The environmental externalities of listed companies analysed include avoided emissions (emissions reductions as a result of a product’s use) as a benefit and emissions, fertiliser and water usage as costs, among over 40 metrics in total.

For sovereign fixed income investors, countries’ environmental externalities include clean energy as a benefit and carbon emissions and biodiversity loss as costs, among a similarly long list.

Active management driving environmental progress

Schroders is taking a further step forward in sustainability leadership by introducing engagement objectives for fund managers and analysts. This will apply across the equities and fixed income desks and will form part of fund managers’ and analysts’ personal performance goals.

“Engagement is one of the important tools we can use to influence the companies in which we invest,” says Andrew Howard.

Kimberley Lewis, Head of Active Ownership, says that as a global active asset manager, “we are able to influence corporate behaviour through constructive and committed engagement with the companies and assets we invest in”.

“By encouraging management teams to adapt to changes, we are able to strengthen the long-term value of those assets, enhancing outcomes for clients, and to accelerate positive change towards a fairer and sustainable global economy,” she adds. “The launch of our Engagement Blueprint sets out what active ownership means at Schroders, how we engage with the companies in which we invest and what our clients can expect from us.”

Climate change and natural capital and biodiversity have been identified as core themes for active engagement.

Private markets and the planet

Schroders’ commitment to a positive impact on the environment goes beyond the traditional asset classes.

To give an example, real estate is responsible for 40% of global carbon emissions, according to the International Energy Agency. Last year Schroder Real Estate published its pathway to achieving net zero carbon across its assets under management – from commercial to hotels and residential assets – by 2050.

Mark Callender, Head of Real Estate Research, says: “One of the advantages of private real estate is that investors have control over their assets. We have committed to using renewable electricity in all our buildings, for example.”

Charlotte Jacques, Head of Sustainability and Impact Investment, Schroder Real Estate, says: “Our activities range across the building lifecycle.

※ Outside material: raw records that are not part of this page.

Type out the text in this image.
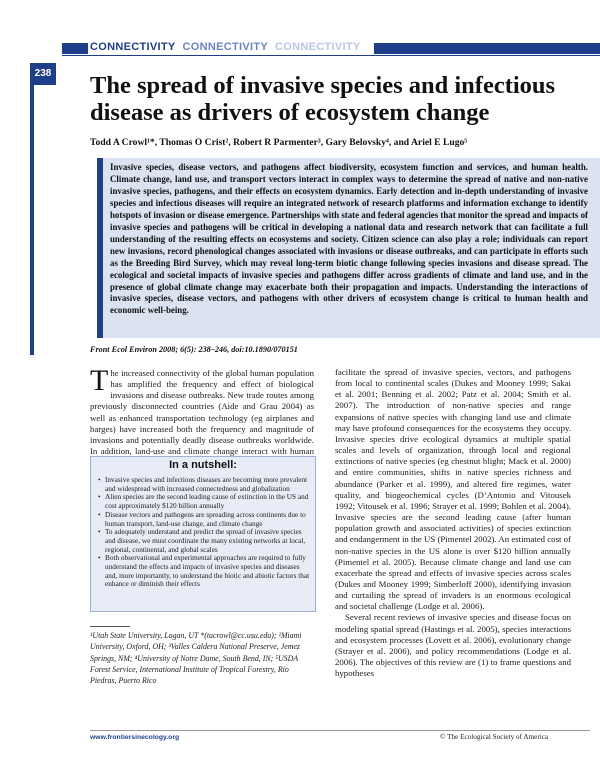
CONNECTIVITY CONNECTIVITY CONNECTIVITY
238 The spread of invasive species and infectious
disease as drivers of ecosystem change
Todd A Crowl¹*, Thomas O Crist², Robert R Parmenter³, Gary Belovsky⁴, and Ariel E Lugo⁵
Invasive species, disease vectors, and pathogens affect biodiversity, ecosystem function and services, and human health. Climate change, land use, and transport vectors interact in complex ways to determine the spread of native and non-native invasive species, pathogens, and their effects on ecosystem dynamics. Early detection and in-depth understanding of invasive species and infectious diseases will require an integrated network of research platforms and information exchange to identify hotspots of invasion or disease emergence. Partnerships with state and federal agencies that monitor the spread and impacts of invasive species and pathogens will be critical in developing a national data and research network that can facilitate a full understanding of the resulting effects on ecosystems and society. Citizen science can also play a role; individuals can report new invasions, record phenological changes associated with invasions or disease outbreaks, and can participate in efforts such as the Breeding Bird Survey, which may reveal long-term biotic change following species invasions and disease spread. The ecological and societal impacts of invasive species and pathogens differ across gradients of climate and land use, and in the presence of global climate change may exacerbate both their propagation and impacts. Understanding the interactions of invasive species, disease vectors, and pathogens with other drivers of ecosystem change is critical to human health and economic well-being.
Front Ecol Environ 2008; 6(5): 238–246, doi:10.1890/070151
The increased connectivity of the global human population has amplified the frequency and effect of biological invasions and disease outbreaks. New trade routes among previously disconnected countries (Aide and Grau 2004) as well as enhanced transportation technology (eg airplanes and barges) have increased both the frequency and magnitude of invasions and potentially deadly disease outbreaks worldwide. In addition, land-use and climate change interact with human
In a nutshell:
• Invasive species and infectious diseases are becoming more prevalent and widespread with increased connectedness and globalization
• Alien species are the second leading cause of extinction in the US and cost approximately $120 billion annually
• Disease vectors and pathogens are spreading across continents due to human transport, land-use change, and climate change
• To adequately understand and predict the spread of invasive species and disease, we must coordinate the many existing networks at local, regional, continental, and global scales
• Both observational and experimental approaches are required to fully understand the effects and impacts of invasive species and diseases and, more importantly, to understand the biotic and abiotic factors that enhance or diminish their effects
¹Utah State University, Logan, UT *(tacrowl@cc.usu.edu); ²Miami University, Oxford, OH; ³Valles Caldera National Preserve, Jemez Springs, NM; ⁴University of Notre Dame, South Bend, IN; ⁵USDA Forest Service, International Institute of Tropical Forestry, Rio Piedras, Puerto Rico
facilitate the spread of invasive species, vectors, and pathogens from local to continental scales (Dukes and Mooney 1999; Sakai et al. 2001; Benning et al. 2002; Patz et al. 2004; Smith et al. 2007). The introduction of non-native species and range expansions of native species with changing land use and climate may have profound consequences for the ecosystems they occupy. Invasive species drive ecological dynamics at multiple spatial scales and levels of organization, through local and regional extinctions of native species (eg chestnut blight; Mack et al. 2000) and entire communities, shifts in native species richness and abundance (Parker et al. 1999), and altered fire regimes, water quality, and biogeochemical cycles (D’Antonio and Vitousek 1992; Vitousek et al. 1996; Strayer et al. 1999; Bohlen et al. 2004). Invasive species are the second leading cause (after human population growth and associated activities) of species extinction and endangerment in the US (Pimentel 2002). An estimated cost of non-native species in the US alone is over $120 billion annually (Pimentel et al. 2005). Because climate change and land use can exacerbate the spread and effects of invasive species across scales (Dukes and Mooney 1999; Simberloff 2000), identifying invasion and curtailing the spread of invaders is an enormous ecological and societal challenge (Lodge et al. 2006).
Several recent reviews of invasive species and disease focus on modeling spatial spread (Hastings et al. 2005), species interactions and ecosystem processes (Lovett et al. 2006), evolutionary change (Strayer et al. 2006), and policy recommendations (Lodge et al. 2006). The objectives of this review are (1) to frame questions and hypotheses
www.frontiersinecology.org	© The Ecological Society of America
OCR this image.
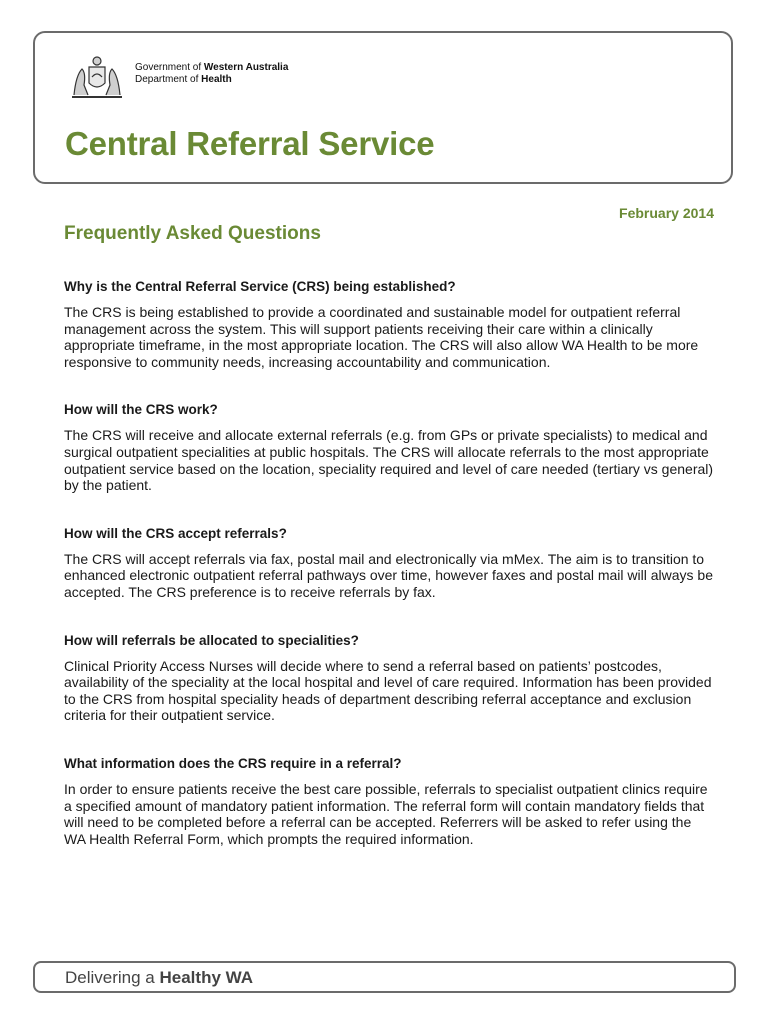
Government of Western Australia
Department of Health
Central Referral Service
February 2014
Frequently Asked Questions

Why is the Central Referral Service (CRS) being established?

The CRS is being established to provide a coordinated and sustainable model for outpatient referral management across the system. This will support patients receiving their care within a clinically appropriate timeframe, in the most appropriate location. The CRS will also allow WA Health to be more responsive to community needs, increasing accountability and communication.

How will the CRS work?

The CRS will receive and allocate external referrals (e.g. from GPs or private specialists) to medical and surgical outpatient specialities at public hospitals. The CRS will allocate referrals to the most appropriate outpatient service based on the location, speciality required and level of care needed (tertiary vs general) by the patient.

How will the CRS accept referrals?

The CRS will accept referrals via fax, postal mail and electronically via mMex. The aim is to transition to enhanced electronic outpatient referral pathways over time, however faxes and postal mail will always be accepted. The CRS preference is to receive referrals by fax.

How will referrals be allocated to specialities?

Clinical Priority Access Nurses will decide where to send a referral based on patients’ postcodes, availability of the speciality at the local hospital and level of care required. Information has been provided to the CRS from hospital speciality heads of department describing referral acceptance and exclusion criteria for their outpatient service.

What information does the CRS require in a referral?

In order to ensure patients receive the best care possible, referrals to specialist outpatient clinics require a specified amount of mandatory patient information. The referral form will contain mandatory fields that will need to be completed before a referral can be accepted. Referrers will be asked to refer using the WA Health Referral Form, which prompts the required information.

Delivering a Healthy WA
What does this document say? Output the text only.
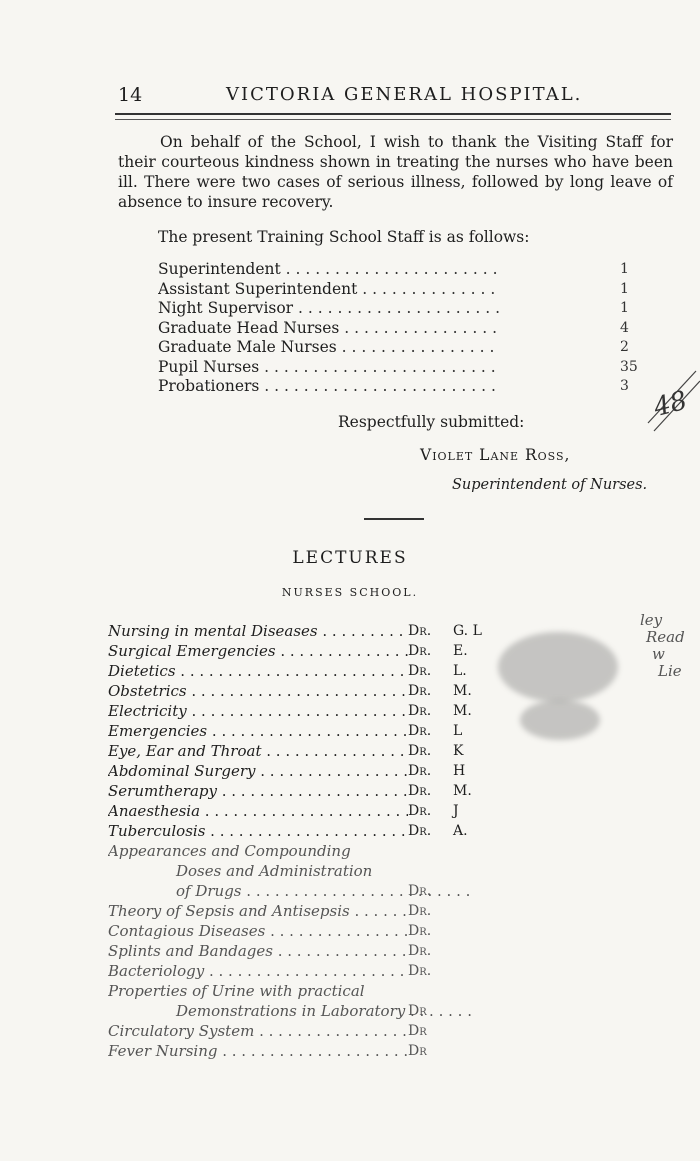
14	VICTORIA GENERAL HOSPITAL.
On behalf of the School, I wish to thank the Visiting Staff for their courteous kindness shown in treating the nurses who have been ill. There were two cases of serious illness, followed by long leave of absence to insure recovery.
The present Training School Staff is as follows:
Superintendent . . .	1
Assistant Superintendent . . .	1
Night Supervisor . . .	1
Graduate Head Nurses . . .	4
Graduate Male Nurses . . .	2
Pupil Nurses . . .	35
Probationers . . .	3 48
Respectfully submitted:
Violet Lane Ross,
Superintendent of Nurses.
LECTURES
NURSES SCHOOL.
Nursing in mental Diseases . . .	Dr. G. L
Surgical Emergencies . . .	Dr. E.
Dietetics . . .	Dr. L.
Obstetrics . . .	Dr. M.
Electricity . . .	Dr. M.
Emergencies . . .	Dr. L
Eye, Ear and Throat . . .	Dr. K
Abdominal Surgery . . .	Dr. H
Serumtherapy . . .	Dr. M.
Anaesthesia . . .	Dr. J
Tuberculosis . . .	Dr. A.
Appearances and Compounding
Doses and Administration
of Drugs . . .	Dr.
Theory of Sepsis and Antisepsis . . .	Dr.
Contagious Diseases . . .	Dr.
Splints and Bandages . . .	Dr.
Bacteriology . . .	Dr.
Properties of Urine with practical
Demonstrations in Laboratory . . . Dr
Circulatory System . . .	Dr
Fever Nursing . . .	Dr
ley
Read
w
Lie
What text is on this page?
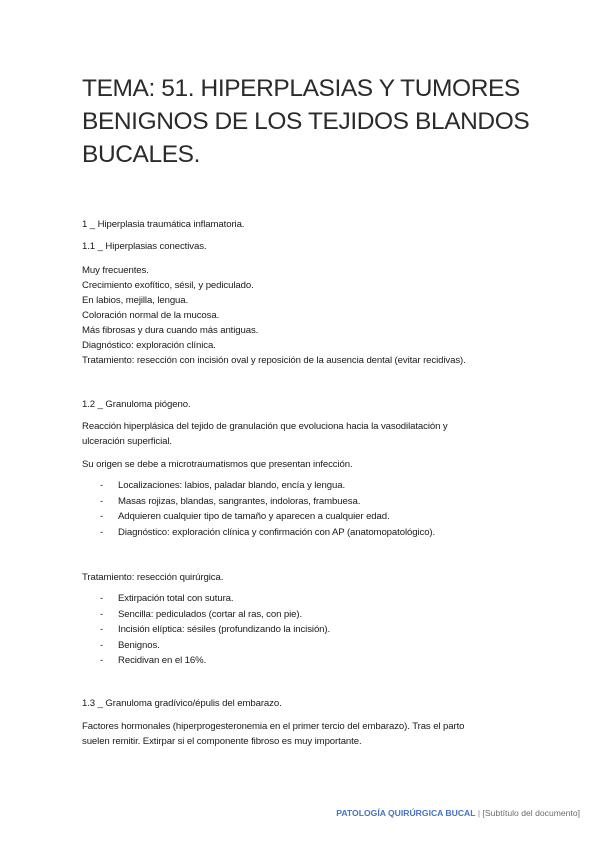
TEMA: 51. HIPERPLASIAS Y TUMORES BENIGNOS DE LOS TEJIDOS BLANDOS BUCALES.
1 _ Hiperplasia traumática inflamatoria.
1.1 _ Hiperplasias conectivas.
Muy frecuentes.
Crecimiento exofítico, sésil, y pediculado.
En labios, mejilla, lengua.
Coloración normal de la mucosa.
Más fibrosas y dura cuando más antiguas.
Diagnóstico: exploración clínica.
Tratamiento: resección con incisión oval y reposición de la ausencia dental (evitar recidivas).
1.2 _ Granuloma piógeno.
Reacción hiperplásica del tejido de granulación que evoluciona hacia la vasodilatación y
ulceración superficial.
Su origen se debe a microtraumatismos que presentan infección.
- Localizaciones: labios, paladar blando, encía y lengua.
- Masas rojizas, blandas, sangrantes, indoloras, frambuesa.
- Adquieren cualquier tipo de tamaño y aparecen a cualquier edad.
- Diagnóstico: exploración clínica y confirmación con AP (anatomopatológico).
Tratamiento: resección quirúrgica.
- Extirpación total con sutura.
- Sencilla: pediculados (cortar al ras, con pie).
- Incisión elíptica: sésiles (profundizando la incisión).
- Benignos.
- Recidivan en el 16%.
1.3 _ Granuloma gradívico/épulis del embarazo.
Factores hormonales (hiperprogesteronemia en el primer tercio del embarazo). Tras el parto
suelen remitir. Extirpar si el componente fibroso es muy importante.
PATOLOGÍA QUIRÚRGICA BUCAL | [Subtítulo del documento]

We seek to continually improve the sustainability credentials of our investments through the active management of our assets, and have been working to reduce the energy consumption and greenhouse gas emissions of our landlord-controlled operations for over five years.”

Meanwhile Nils Rode, Chief Investment Officer at Schroders Capital, says that while far less information is published by private companies, the thorough and lengthy due diligence that private equity investors can conduct allows for a truly deep dive into companies’ environmental practices. He says: “Private equity can play a more active role in controlling ESG-related risks as a result of the depth of the engagement.